Nichts von alledem. Pünktlich zum achten Jahrestag des Aufstands auf dem Tahrir-Platz kümmert sich Präsident Sisi um Ägyptens äussere Erscheinung.
Soziale Vorteile?
Ägypten soll einen neuen Anstrich erhalten. Unzählige hässliche Fassaden warten darauf, verschönert zu werden. Überall im Land, und ganz besonders in der Millionenstadt Kairo.
Die Moderatorin streicht die sozialen Vorteile hervor: Die Jugendlichen greifen zum Pinsel. Das gebe Arbeit für abertausende, die sonst nur herumlungern, gibt sie sich begeistert.
Der Präsident der Kommission für die urbane Harmonie, der das Programm umsetzten muss, ist zugeschaltet. Er sieht mehr das Grundsätzliche: Das Erscheinungsbild der Städte ist Ausdruck ihres kulturellen Niveaus. Ägyptens Fassaden sind seine Visitenkarte. Immerhin sieht sich die Nation in der Nachfolge der pharaonischen Hochkultur.
Entsprechend gross der Aufholbedarf. Die Moderatorin sekundiert. Welch lamentables Bild, diese lieblos hingeworfenen Wohnblocks. Sie beleidigen das Auge, mit ihrem unverputzten roten Backstein.
Farbe vor Infrastruktur
Um diese Blocks geht es in Sisis Direktive vor allem. Direktive gegen die optische Verschandelung, heisst sie offiziell. Schön sind sie nicht, aber irgendwie passen die ästhetischen Unmöglichkeiten zu diesem urbanen Moloch, seinem chaotischen Wesen.
Hier finden unzählige Familien ein Dach über dem Kopf, die aus dem Süden des Landes in die Hauptstadt ziehen. Bald hundert Millionen Menschen zählt das Land. Und jedes Jahr kommen zwei Millionen hungrige Mäuler hinzu.
Vielleicht wäre es doch vordringlicher, sich um eine funktionierende Infrastruktur in den Quartieren zu sorgen. Doch der Präsident wünscht sich erst mal einen ordentlichen Neuanstrich.
Erdiges Kairo, blaues Alexandria
Es gibt klar zugewiesene Farbtöne. Erdige für Kairo und die Städte im Süden Ägyptens, bläuliche für Alexandria, die zweitgrösste Stadt, am Mittelmeer.
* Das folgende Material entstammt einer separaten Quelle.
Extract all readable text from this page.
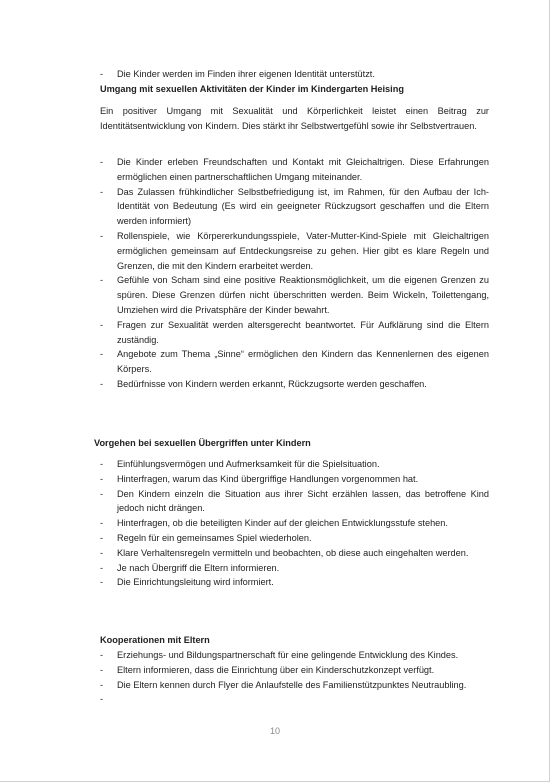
- Die Kinder werden im Finden ihrer eigenen Identität unterstützt.
Umgang mit sexuellen Aktivitäten der Kinder im Kindergarten Heising
Ein positiver Umgang mit Sexualität und Körperlichkeit leistet einen Beitrag zur Identitätsentwicklung von Kindern. Dies stärkt ihr Selbstwertgefühl sowie ihr Selbstvertrauen.
- Die Kinder erleben Freundschaften und Kontakt mit Gleichaltrigen. Diese Erfahrungen ermöglichen einen partnerschaftlichen Umgang miteinander.
- Das Zulassen frühkindlicher Selbstbefriedigung ist, im Rahmen, für den Aufbau der Ich-Identität von Bedeutung (Es wird ein geeigneter Rückzugsort geschaffen und die Eltern werden informiert)
- Rollenspiele, wie Körpererkundungsspiele, Vater-Mutter-Kind-Spiele mit Gleichaltrigen ermöglichen gemeinsam auf Entdeckungsreise zu gehen. Hier gibt es klare Regeln und Grenzen, die mit den Kindern erarbeitet werden.
- Gefühle von Scham sind eine positive Reaktionsmöglichkeit, um die eigenen Grenzen zu spüren. Diese Grenzen dürfen nicht überschritten werden. Beim Wickeln, Toilettengang, Umziehen wird die Privatsphäre der Kinder bewahrt.
- Fragen zur Sexualität werden altersgerecht beantwortet. Für Aufklärung sind die Eltern zuständig.
- Angebote zum Thema „Sinne“ ermöglichen den Kindern das Kennenlernen des eigenen Körpers.
- Bedürfnisse von Kindern werden erkannt, Rückzugsorte werden geschaffen.
Vorgehen bei sexuellen Übergriffen unter Kindern
- Einfühlungsvermögen und Aufmerksamkeit für die Spielsituation.
- Hinterfragen, warum das Kind übergriffige Handlungen vorgenommen hat.
- Den Kindern einzeln die Situation aus ihrer Sicht erzählen lassen, das betroffene Kind jedoch nicht drängen.
- Hinterfragen, ob die beteiligten Kinder auf der gleichen Entwicklungsstufe stehen.
- Regeln für ein gemeinsames Spiel wiederholen.
- Klare Verhaltensregeln vermitteln und beobachten, ob diese auch eingehalten werden.
- Je nach Übergriff die Eltern informieren.
- Die Einrichtungsleitung wird informiert.
Kooperationen mit Eltern
- Erziehungs- und Bildungspartnerschaft für eine gelingende Entwicklung des Kindes.
- Eltern informieren, dass die Einrichtung über ein Kinderschutzkonzept verfügt.
- Die Eltern kennen durch Flyer die Anlaufstelle des Familienstützpunktes Neutraubling.
-
10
Passend zum Charakter der jeweiligen Wohngegend, sagt der Präsident der Kommission, der sich um den Neuanstrich Ägyptens kümmern soll.
Ein Bezirksgouverneur droht säumigen Häuserbesitzern bereits mit Bussen, wenn sie bis März nicht handeln. Freilich, die Ägypter haben ihre Erfahrung mit grossen Ankündigungen, wissen sie mit Skepsis aufzunehmen, und erst mal abzuwarten.
Und selbst wenn die Direktive gegen die optische Verschandelung Ägyptens Vorstädten zu ungeahntem Glanz verhelfen würde. Es hätte doch etwas Vergebliches. Ein schmales Band entlang des Nils ist gemacht für die Zivilisation. Der Rest Ägyptens ist der Wüste abgetrotzt. Sie ruft sich permanent in Erinnerung.
Auch die schönste Fassade in diesem grossen Land ist nach kurzer Zeit überzogen von einem gräulich-gelben Film aus Sandkörnern, Staub und Schadstoffen. Unweigerlich. Was auch diesen präsidialen Akt bald wieder verblassen lassen dürfte.